The following quote is from ChatGPT's memory feature, which remembers my preferences and past interactions to personalize responses. According to ChatGPT, this is who I am:
"[Jessica] is knowledgeable in probability, statistics, linear algebra, calculus, machine learning fundamentals, programming in Python, and using deep learning libraries. They also have experience with GPUs and TPUs for computing, and data handling and preprocessing."
There was a time when I thought math wasn't for me, but today I have extensive knowledge of machine learning and neural networks. As a child, I believed quantitative sciences were only for "smart kids." After high school, I worked in retail, where I discovered I had a knack for math—handling cash quickly and accurately was deeply satisfying. Inspired, I returned to school to study math.
Starting with basic arithmetic, I fell in love with numbers and pushed past the limits I once felt. I progressed rapidly, from arithmetic to multivariable calculus, driven by a pure desire to learn. A logic class introduced me to proofs, sparking a new way of thinking and naturally leading me to programming, where math and logic seamlessly came together.

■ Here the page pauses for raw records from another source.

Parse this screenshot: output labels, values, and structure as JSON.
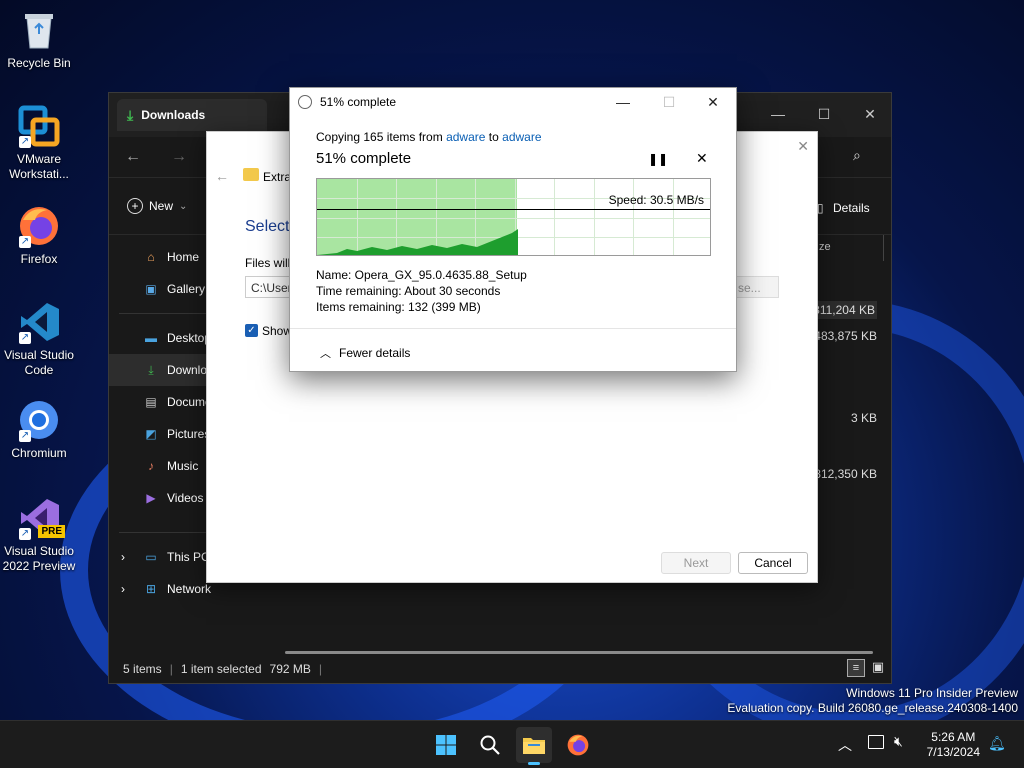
{
  "desktop": {
    "icons": [
      {
        "label": "Recycle Bin"
      },
      {
        "label": "VMware Workstati..."
      },
      {
        "label": "Firefox"
      },
      {
        "label": "Visual Studio Code"
      },
      {
        "label": "Chromium"
      },
      {
        "label": "Visual Studio 2022 Preview"
      }
    ],
    "vs_pre_badge": "PRE",
    "watermark_line1": "Windows 11 Pro Insider Preview",
    "watermark_line2": "Evaluation copy. Build 26080.ge_release.240308-1400"
  },
  "explorer": {
    "tab_title": "Downloads",
    "new_label": "New",
    "details_label": "Details",
    "size_header": "ze",
    "nav": [
      {
        "label": "Home"
      },
      {
        "label": "Gallery"
      },
      {
        "label": "Desktop"
      },
      {
        "label": "Downlo"
      },
      {
        "label": "Docume"
      },
      {
        "label": "Pictures"
      },
      {
        "label": "Music"
      },
      {
        "label": "Videos"
      },
      {
        "label": "This PC"
      },
      {
        "label": "Network"
      }
    ],
    "sizes": [
      "811,204 KB",
      "483,875 KB",
      "3 KB",
      "812,350 KB"
    ],
    "status_items": "5 items",
    "status_selected": "1 item selected",
    "status_size": "792 MB"
  },
  "wizard": {
    "breadcrumb": "Extra",
    "heading": "Select",
    "files_label": "Files will",
    "path_value": "C:\\User",
    "browse_label": "se...",
    "show_label": "Show",
    "next_label": "Next",
    "cancel_label": "Cancel"
  },
  "progress": {
    "title": "51% complete",
    "copying_prefix": "Copying 165 items from",
    "source": "adware",
    "to_word": "to",
    "dest": "adware",
    "heading": "51% complete",
    "percent": 51,
    "speed": "Speed: 30.5 MB/s",
    "name_line": "Name:  Opera_GX_95.0.4635.88_Setup",
    "time_line": "Time remaining:  About 30 seconds",
    "items_line": "Items remaining:  132 (399 MB)",
    "fewer_details": "Fewer details"
  },
  "taskbar": {
    "time": "5:26 AM",
    "date": "7/13/2024"
  }
}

I eventually transferred to a four-year university and majored in statistics. During this time, I worked as a tutor and teaching assistant, helping others overcome the same belief I once held—that math wasn't for them. My foundation in statistics and passion for programming opened the door to machine learning and data science. I joined the Data Science Club at California State University, East Bay, where I served as vice president and later president. It was during this time I discovered my love for Natural Language Processing (NLP) and the potential of textual data, guiding me toward the world of Large Language Models (LLMs).
When it came time to apply for graduate school, I knew exactly where I wanted to go: the University of San Francisco. I was accepted into their Master of Science in Data Science program, with a competitive 17% acceptance rate that year. The program was rigorous, but I thrived, balancing my studies with a role as a contracted data scientist at Pacific Gas and Electric Company. There, I applied my skills to train a neural language model using the company’s internal knowledge base.
Now, I am eager to transition into a full-time data science role. I’m excited to continue growing, leveraging my experience in NLP, machine learning, and statistics to solve real-world problems. From struggling with math as a child to where I am today, I’m proud of the journey that brought me here and excited for what comes next.